Specifically: first, the reversal industry under low expectation and new theme investment are still important allocation directions: on the one hand, although the market is skeptical about the strength of steady growth, it can not be verified, and we believe that there is pressure on the overall macro-economy in the first half of 2022, so the “steady growth” policy is still necessary. At present, the relevant sectors fall synchronously with the index, There are allocation opportunities, focusing on the direction of power and real estate industry chain. In addition, although the uncertainty of the epidemic situation may still disturb the recovery rhythm of catering, tourism, transportation and other industries, with the liberalization of overseas epidemic control and the further scientific prevention and control of the global epidemic, the “post epidemic” industry is expected to gradually achieve the expected repair or even reverse.

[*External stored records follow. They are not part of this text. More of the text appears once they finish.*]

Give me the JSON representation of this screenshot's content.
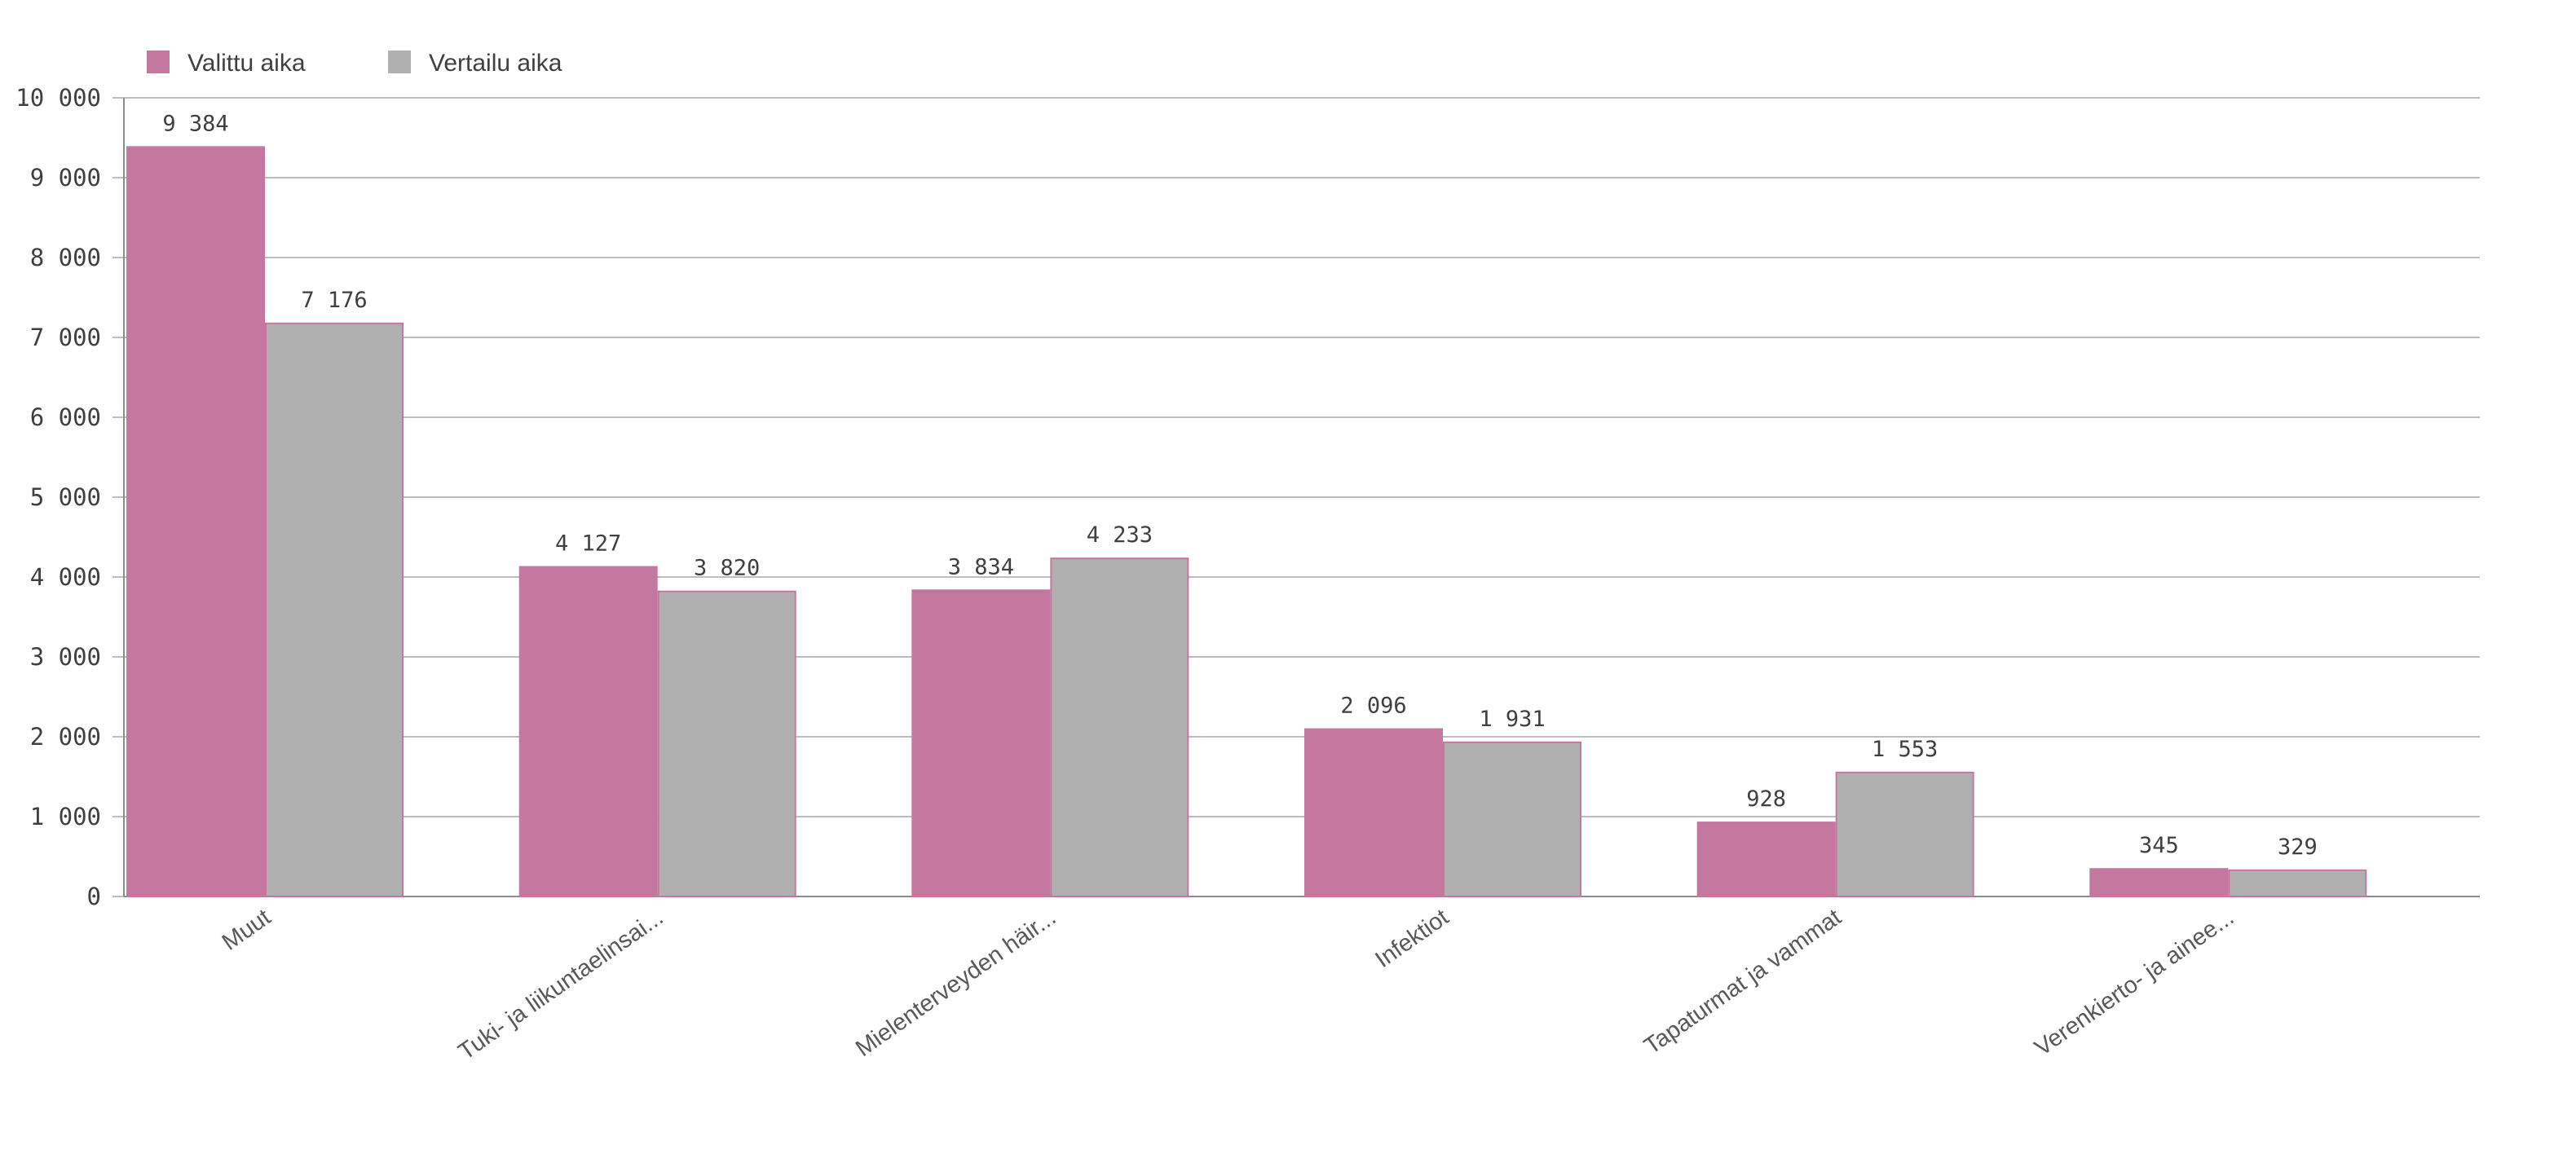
{
  "chart_data": {
    "type": "bar",
    "categories": [
      "Muut",
      "Tuki- ja liikuntaelinsai...",
      "Mielenterveyden häir...",
      "Infektiot",
      "Tapaturmat ja vammat",
      "Verenkierto- ja ainee..."
    ],
    "series": [
      {
        "name": "Valittu aika",
        "color": "#c5789f",
        "values": [
          9384,
          4127,
          3834,
          2096,
          928,
          345
        ]
      },
      {
        "name": "Vertailu aika",
        "color": "#b0b0b0",
        "values": [
          7176,
          3820,
          4233,
          1931,
          1553,
          329
        ]
      }
    ],
    "data_labels": [
      [
        "9 384",
        "4 127",
        "3 834",
        "2 096",
        "928",
        "345"
      ],
      [
        "7 176",
        "3 820",
        "4 233",
        "1 931",
        "1 553",
        "329"
      ]
    ],
    "yticks": [
      0,
      1000,
      2000,
      3000,
      4000,
      5000,
      6000,
      7000,
      8000,
      9000,
      10000
    ],
    "ytick_labels": [
      "0",
      "1 000",
      "2 000",
      "3 000",
      "4 000",
      "5 000",
      "6 000",
      "7 000",
      "8 000",
      "9 000",
      "10 000"
    ],
    "ylim": [
      0,
      10000
    ],
    "grid": true,
    "legend_position": "top-left",
    "title": "",
    "xlabel": "",
    "ylabel": ""
  }
}
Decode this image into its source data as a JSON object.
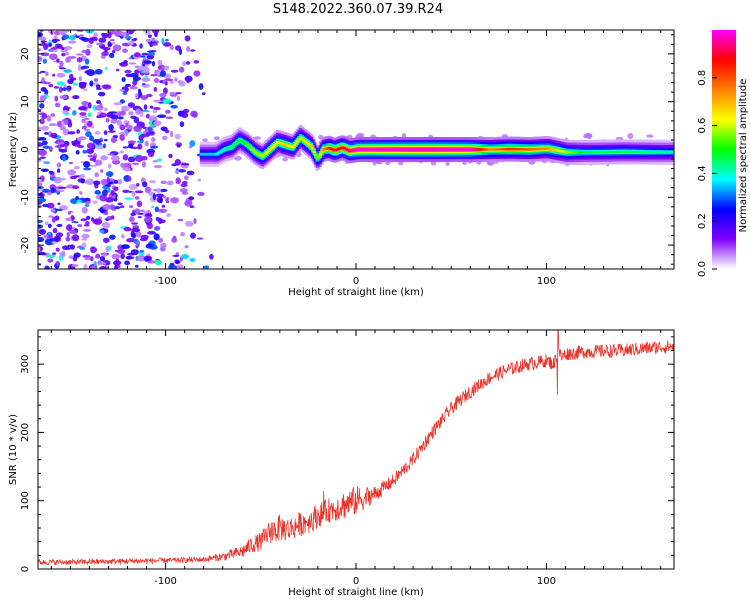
{
  "title": "S148.2022.360.07.39.R24",
  "chart_data": [
    {
      "type": "heatmap",
      "xlabel": "Height of straight line (km)",
      "ylabel": "Frequency (Hz)",
      "xlim": [
        -167,
        167
      ],
      "ylim": [
        -25,
        25
      ],
      "xticks": [
        -100,
        0,
        100
      ],
      "yticks": [
        -20,
        -10,
        0,
        10,
        20
      ],
      "xticklabels": [
        "-100",
        "0",
        "100"
      ],
      "yticklabels": [
        "-20",
        "-10",
        "0",
        "10",
        "20"
      ],
      "colorbar": {
        "label": "Normalized spectral amplitude",
        "range": [
          0,
          1
        ],
        "ticks": [
          0.0,
          0.2,
          0.4,
          0.6,
          0.8
        ],
        "ticklabels": [
          "0.0",
          "0.2",
          "0.4",
          "0.6",
          "0.8"
        ],
        "colors": [
          "#ffffff",
          "#7f00ff",
          "#0000ff",
          "#00ffff",
          "#00ff00",
          "#ffff00",
          "#ff7f00",
          "#ff0000",
          "#ff00ff"
        ]
      },
      "noise_region_x": [
        -167,
        -75
      ],
      "ridge": {
        "x": [
          -82,
          -78,
          -74,
          -70,
          -66,
          -62,
          -58,
          -54,
          -50,
          -46,
          -42,
          -38,
          -34,
          -30,
          -27,
          -24,
          -21,
          -18,
          -15,
          -12,
          -8,
          -4,
          0,
          20,
          40,
          60,
          70,
          80,
          90,
          100,
          110,
          120,
          140,
          167
        ],
        "freq": [
          -1,
          -1,
          -1,
          0,
          0.5,
          2,
          1,
          -0.5,
          -1.5,
          0,
          1.5,
          1,
          0.5,
          2.5,
          1.5,
          0.5,
          -2,
          0,
          0.3,
          -0.2,
          0.4,
          -0.3,
          0,
          0,
          0,
          0,
          0,
          0.1,
          0,
          0.2,
          -0.6,
          -0.6,
          -0.5,
          -0.6
        ],
        "amp": [
          0.25,
          0.3,
          0.35,
          0.4,
          0.45,
          0.45,
          0.5,
          0.55,
          0.55,
          0.6,
          0.6,
          0.65,
          0.6,
          0.55,
          0.6,
          0.65,
          0.5,
          0.7,
          0.8,
          0.85,
          0.85,
          0.9,
          0.95,
          0.98,
          1.0,
          0.95,
          0.7,
          0.8,
          0.75,
          0.7,
          0.55,
          0.45,
          0.45,
          0.4
        ]
      },
      "grid": false
    },
    {
      "type": "line",
      "xlabel": "Height of straight line (km)",
      "ylabel": "SNR (10 * v/v)",
      "xlim": [
        -167,
        167
      ],
      "ylim": [
        0,
        350
      ],
      "xticks": [
        -100,
        0,
        100
      ],
      "yticks": [
        0,
        100,
        200,
        300
      ],
      "xticklabels": [
        "-100",
        "0",
        "100"
      ],
      "yticklabels": [
        "0",
        "100",
        "200",
        "300"
      ],
      "series": [
        {
          "color": "#e8352b",
          "x": [
            -167,
            -150,
            -130,
            -110,
            -90,
            -80,
            -70,
            -60,
            -55,
            -50,
            -45,
            -40,
            -35,
            -30,
            -25,
            -20,
            -15,
            -10,
            -5,
            0,
            10,
            20,
            30,
            40,
            50,
            60,
            70,
            80,
            90,
            100,
            104,
            106,
            108,
            110,
            120,
            140,
            160,
            167
          ],
          "y": [
            10,
            10,
            11,
            12,
            13,
            14,
            18,
            25,
            35,
            40,
            55,
            60,
            58,
            65,
            70,
            78,
            85,
            90,
            95,
            100,
            110,
            130,
            160,
            200,
            235,
            260,
            280,
            292,
            300,
            305,
            300,
            320,
            310,
            315,
            318,
            320,
            325,
            326
          ],
          "noise": [
            4,
            4,
            4,
            4,
            4,
            4,
            6,
            10,
            12,
            14,
            18,
            20,
            18,
            18,
            18,
            18,
            18,
            20,
            22,
            22,
            12,
            10,
            10,
            10,
            10,
            10,
            10,
            10,
            10,
            10,
            10,
            10,
            10,
            10,
            10,
            10,
            10,
            10
          ]
        }
      ],
      "annotations": [
        {
          "x": 106,
          "y": 350,
          "text": ""
        }
      ],
      "grid": false
    }
  ]
}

On the other hand, new thematic investments are still actively emerging: for example, digital economy, automotive intelligence, state-owned enterprise reform and other directions.
II. Since the beginning of the year, the valuation of semiconductor and pharmaceutical technology sectors with strong long-term policy certainty, large industrial space and accelerated domestic substitution, as well as military industry, new energy vehicles and other sectors has been adjusted to a certain extent. In particular, the valuation price ratio of some leading companies and representative companies has begun to appear, focusing on photovoltaic, energy storage industry chain, lithium mine Semiconductor and other directions.
III. energy, upstream resource products and other sectors are still expected to benefit from the increased expectation of global inflation in the short term. It is recommended to pay attention.
Northeast Securities Co.Ltd(000686) mentioned that for the industry configuration in the second quarter, attention should be paid to building materials and real estate with stable growth orientation and relatively undervalued value, and new infrastructure, new energy, tourism and Hotels with improved profit margin.
(1) main line of allocation: the first half focuses on the undervalued and stable profit direction, mainly in the value sectors such as banking, real estate and construction; The latter half of the period focuses on industries with improved profit margins, including new infrastructure, high growth with oversold and mass consumption after the epidemic.
(2) rhythm: the middle of may may may be the time node, mainly considering the effect of steady growth and the confirmation of bottom profit.
(3) from a top-down perspective: first, after steady growth, there are still opportunities for building materials, real estate and banks that underestimate value and make stable profits in the first half; Secondly, the latter half of the new infrastructure, some oversold growth and post epidemic repair, such as communications, computers, semiconductors, new energy and tourism, deserve attention.
(4) bottom up perspective: focus on hotels, lithium, photovoltaic equipment, real estate development, etc. with high digestion of valuation.